The Defiant (The Valiant #2)(91)



“I fought against Spartacus and his cursed rebels, girl,” Varro hissed. “My legions cut them down like wheat in the fields. You are nothing against the might of Rome—”

“Father!” I heard Cai shout, his voice ragged. “Let go of her!”

But Varro was far too intent on wringing the life out of me to hear his son’s cry. He seemed to notice we weren’t alone in the stable yard only when Cai slammed into him shoulder first, knocking the senator off balance. With a snarl of rage at the interruption, Varro turned and threw me through the air. I glanced off Cai’s armored chest and landed in a gasping heap on the ground. It felt as though my head had been torn half off. The air I sucked into my lungs seared my raw throat, and I lurched up onto my hands and knees, retching hot saliva that pooled on the ground in front of me. The edges of my vision were tinged reddish gray.

I tried to speak Cai’s name, but the only sound I could produce was a rasping growl. When I lifted my head, I saw through my tears that he was standing in front of me, legs braced wide, a sword held in either fist.

“You even fight like one of them,” Varro sneered. “Like a filthy gladiator. A real legion officer would be ashamed.”

“If you’re what’s considered a real legion officer, then I’d be ashamed to bear that title,” Cai said, his face twisting with bitter disappointment and grief. I watched whatever love he still bore his father die in his eyes in that moment.

“You disappoint me, Caius. Your loyalty to that would-be emperor and his gladiatrix whores has twisted your mind.”

“You were the one who pleaded with Caesar for my place as decurion!”

“So you could see for yourself firsthand what kind of monster he is.”

“Caesar doesn’t eat the hearts of his warriors!”

“No, he just turns them into useless lumps of quivering, fearful flesh.” Varro drew the sword that hung from his belt and took a step forward. “Get out of my way, Caius.”

“You know I won’t.”

“Then you’ll die.”

Cai’s father was a head taller than his son, and even though he’d been retired from legion duty for almost as long as Cai had been alive, he’d clearly lost none of his strength or prowess with a blade.
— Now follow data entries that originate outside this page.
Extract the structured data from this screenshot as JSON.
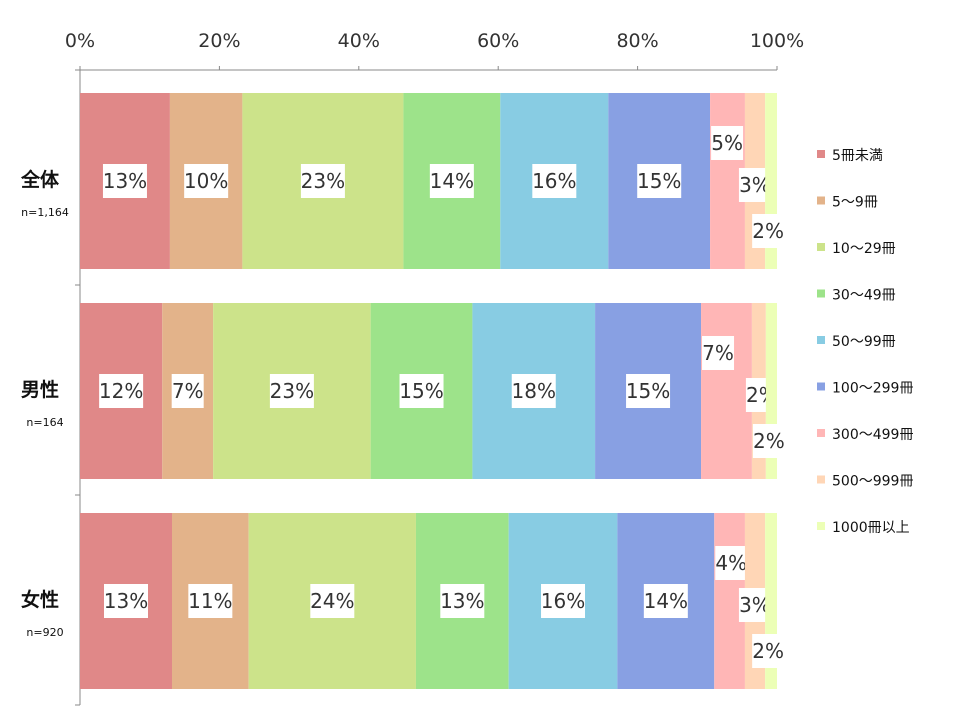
{
  "chart_data": {
    "type": "bar",
    "orientation": "horizontal",
    "stacked": true,
    "percent": true,
    "xlim": [
      0,
      100
    ],
    "x_ticks": [
      "0%",
      "20%",
      "40%",
      "60%",
      "80%",
      "100%"
    ],
    "grid": false,
    "legend_position": "right",
    "categories": [
      {
        "label": "全体",
        "n": "n=1,164"
      },
      {
        "label": "男性",
        "n": "n=164"
      },
      {
        "label": "女性",
        "n": "n=920"
      }
    ],
    "series": [
      {
        "name": "5冊未満",
        "color": "#e08888",
        "values": [
          12.9,
          11.8,
          13.2
        ],
        "labels": [
          "13%",
          "12%",
          "13%"
        ]
      },
      {
        "name": "5～9冊",
        "color": "#e3b38a",
        "values": [
          10.4,
          7.3,
          11.0
        ],
        "labels": [
          "10%",
          "7%",
          "11%"
        ]
      },
      {
        "name": "10～29冊",
        "color": "#cce38a",
        "values": [
          23.1,
          22.6,
          24.0
        ],
        "labels": [
          "23%",
          "23%",
          "24%"
        ]
      },
      {
        "name": "30～49冊",
        "color": "#9de38a",
        "values": [
          13.9,
          14.6,
          13.3
        ],
        "labels": [
          "14%",
          "15%",
          "13%"
        ]
      },
      {
        "name": "50～99冊",
        "color": "#88cce3",
        "values": [
          15.5,
          17.6,
          15.6
        ],
        "labels": [
          "16%",
          "18%",
          "16%"
        ]
      },
      {
        "name": "100～299冊",
        "color": "#88a0e3",
        "values": [
          14.6,
          15.2,
          13.9
        ],
        "labels": [
          "15%",
          "15%",
          "14%"
        ]
      },
      {
        "name": "300～499冊",
        "color": "#ffb6b6",
        "values": [
          5.0,
          7.3,
          4.4
        ],
        "labels": [
          "5%",
          "7%",
          "4%"
        ]
      },
      {
        "name": "500～999冊",
        "color": "#ffd6b6",
        "values": [
          2.9,
          2.0,
          2.9
        ],
        "labels": [
          "3%",
          "2%",
          "3%"
        ]
      },
      {
        "name": "1000冊以上",
        "color": "#ecffb6",
        "values": [
          1.7,
          1.6,
          1.7
        ],
        "labels": [
          "2%",
          "2%",
          "2%"
        ]
      }
    ]
  }
}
But he’d also clearly never fought a gladiator before. Cai had. With two swords, as dimachaerus, all so that he could spar with me.

What I’d learned on the boat, and on Corsica, was that a legionnaire was drilled in such a way that attacks and defensive moves came automatically, without thought. Denizens of the arena were drilled to think on their feet. To improvise and innovate. Varro might have thought it was weakness to fight with such a lack of discipline. I knew, in certain situations, it was strength. Cai knew it too. He knew it so well that his father never even anticipated that, while one of Cai’s blades parried his hard-struck blow, the other was on its way to finding the side gap in his breastplate.
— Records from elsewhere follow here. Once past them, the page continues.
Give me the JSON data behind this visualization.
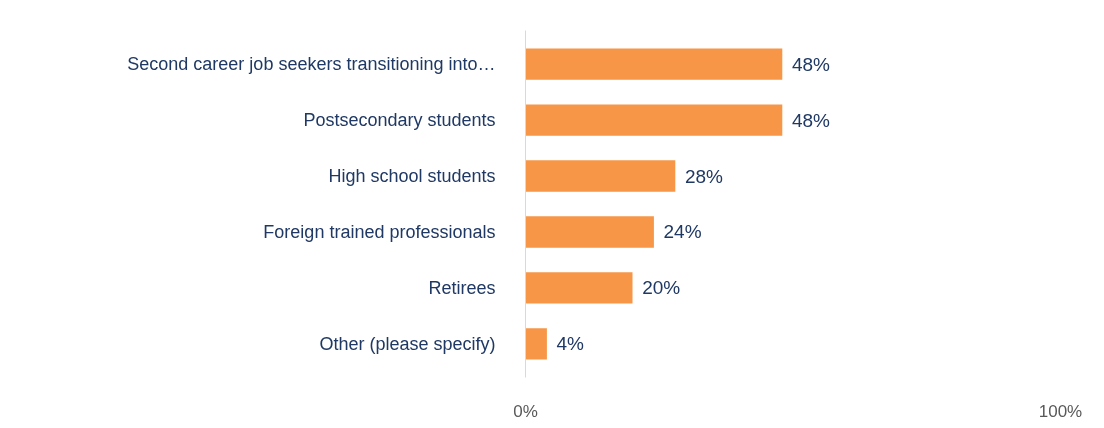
{
  "chart_data": {
    "type": "bar",
    "orientation": "horizontal",
    "categories": [
      "Second career job seekers transitioning into…",
      "Postsecondary students",
      "High school students",
      "Foreign trained professionals",
      "Retirees",
      "Other (please specify)"
    ],
    "values": [
      48,
      48,
      28,
      24,
      20,
      4
    ],
    "value_labels": [
      "48%",
      "48%",
      "28%",
      "24%",
      "20%",
      "4%"
    ],
    "color": "#f79646",
    "xlim": [
      0,
      100
    ],
    "xticks": [
      {
        "value": 0,
        "label": "0%"
      },
      {
        "value": 100,
        "label": "100%"
      }
    ]
  }
}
I watched in horror as, without the slightest hesitation, Cai thrust the blade between his father’s ribs. Right to the hilt. Varro’s eyes went wide and his mouth fell open in a silent gasp. The sword dropped from his hand and he reached for his son’s face.
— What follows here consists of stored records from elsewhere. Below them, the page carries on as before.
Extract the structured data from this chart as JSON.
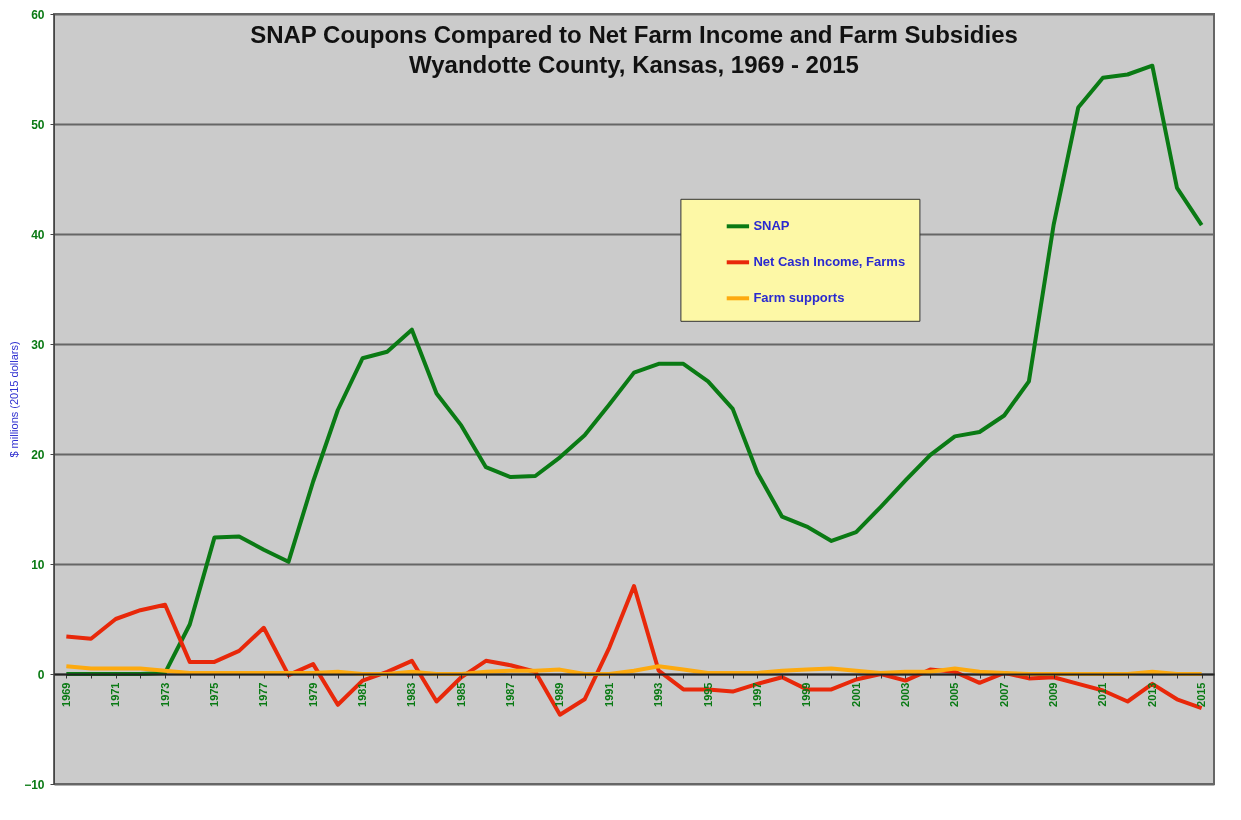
{
  "chart_data": {
    "type": "line",
    "title": "SNAP Coupons Compared to Net Farm Income and Farm Subsidies",
    "subtitle": "Wyandotte County, Kansas,  1969 - 2015",
    "ylabel": "$ millions (2015 dollars)",
    "categories": [
      "1969",
      null,
      "1971",
      null,
      "1973",
      null,
      "1975",
      null,
      "1977",
      null,
      "1979",
      null,
      "1981",
      null,
      "1983",
      null,
      "1985",
      null,
      "1987",
      null,
      "1989",
      null,
      "1991",
      null,
      "1993",
      null,
      "1995",
      null,
      "1997",
      null,
      "1999",
      null,
      "2001",
      null,
      "2003",
      null,
      "2005",
      null,
      "2007",
      null,
      "2009",
      null,
      "2011",
      null,
      "2013",
      null,
      "2015"
    ],
    "series": [
      {
        "name": "SNAP",
        "color": "#0a7a14",
        "values": [
          0,
          0,
          0,
          0,
          0.1,
          4.5,
          12.4,
          12.5,
          11.3,
          10.2,
          17.5,
          24.0,
          28.7,
          29.3,
          31.3,
          25.5,
          22.6,
          18.8,
          17.9,
          18.0,
          19.7,
          21.7,
          24.5,
          27.4,
          28.2,
          28.2,
          26.6,
          24.1,
          18.3,
          14.3,
          13.4,
          12.1,
          12.9,
          15.2,
          17.6,
          19.9,
          21.6,
          22.0,
          23.5,
          26.6,
          40.8,
          51.5,
          54.2,
          54.5,
          55.3,
          44.2,
          40.8
        ]
      },
      {
        "name": "Net Cash Income, Farms",
        "color": "#e8280a",
        "values": [
          3.4,
          3.2,
          5.0,
          5.8,
          6.3,
          1.1,
          1.1,
          2.1,
          4.2,
          -0.1,
          0.9,
          -2.8,
          -0.6,
          0.2,
          1.2,
          -2.5,
          -0.3,
          1.2,
          0.8,
          0.2,
          -3.7,
          -2.3,
          2.4,
          8.0,
          0.3,
          -1.4,
          -1.4,
          -1.6,
          -0.9,
          -0.3,
          -1.4,
          -1.4,
          -0.5,
          0.0,
          -0.6,
          0.4,
          0.2,
          -0.8,
          0.1,
          -0.4,
          -0.3,
          -0.9,
          -1.5,
          -2.5,
          -0.9,
          -2.3,
          -3.1
        ]
      },
      {
        "name": "Farm supports",
        "color": "#fdaa0f",
        "values": [
          0.7,
          0.5,
          0.5,
          0.5,
          0.3,
          0.1,
          0.1,
          0.1,
          0.1,
          0.1,
          0.1,
          0.2,
          0,
          0,
          0.2,
          0,
          0,
          0.2,
          0.3,
          0.3,
          0.4,
          0,
          0,
          0.3,
          0.7,
          0.4,
          0.1,
          0.1,
          0.1,
          0.3,
          0.4,
          0.5,
          0.3,
          0.1,
          0.2,
          0.2,
          0.5,
          0.2,
          0.1,
          0,
          0,
          0,
          0,
          0,
          0.2,
          0,
          0
        ]
      }
    ],
    "ylim": [
      -10,
      60
    ],
    "yticks": [
      -10,
      0,
      10,
      20,
      30,
      40,
      50,
      60
    ],
    "grid": "y",
    "legend": "top",
    "marker": "none",
    "line_style": "solid"
  }
}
“My son . . .” he murmured, his eyes clouding.

“You have no son,” Cai said, teeth clenched in a frightful grimace. “I renounce you, and your name, and your blood. I will not perform the rites for you, old man. I will not put coins for the Ferryman on your eyes. You go to Hades with no issue, no legacy, and no hope to ever walk the fields of Elysium beside my mother’s shade.”

Varro uttered a wordless, strangled sound of protest as Cai pushed him away and then stood, the sword in his left hand dripping red, to watch impassively as his father’s body slumped in a heap on the ground. When Cai turned to me, there was no sadness in his eyes. No more remorse or grief. Only a slow-fading fury.

“Fallon . . .”

He strode toward me, dropping to his knees, to take me by the shoulders.

“Fallon, can you speak? Are you all right?”

I nodded, still retching and gasping for breath. The dark umbra at the edges of my vision made it seem like I was looking up at him through a portal, and I still wasn’t able to talk. But I could stand. And I could fight.

“Give . . . give me my swords, Cai,” I managed finally in an ugly rasp as I staggered to my feet with his help. I could still feel his father’s hands around my throat, crushing the life out of me. “I’m going to finish this.”

“We’ll finish this together,” he said.

He pulled me close and bent his head to mine, kissing me hard on the lips. Then, without a second glance at the body on the ground, he retrieved my swords from where I’d dropped them when Varro had winded me with the pitchfork. He handed them to me, and together, we advanced toward the main gates of the ludus.

Leaving his father, and his father’s hate, far behind.

? ? ?

We headed back to where Quint and Kallista waited with the others.

“What happened to Varro’s men?” I asked.

Quint snorted. “Seems these girls really were spoiling for a fight,” he said. “All of them.”

Damya grinned. “I like them,” she said. “Where’d you find them?”

“I’ll tell you all about it when we’re done,” I said. “Let’s go.”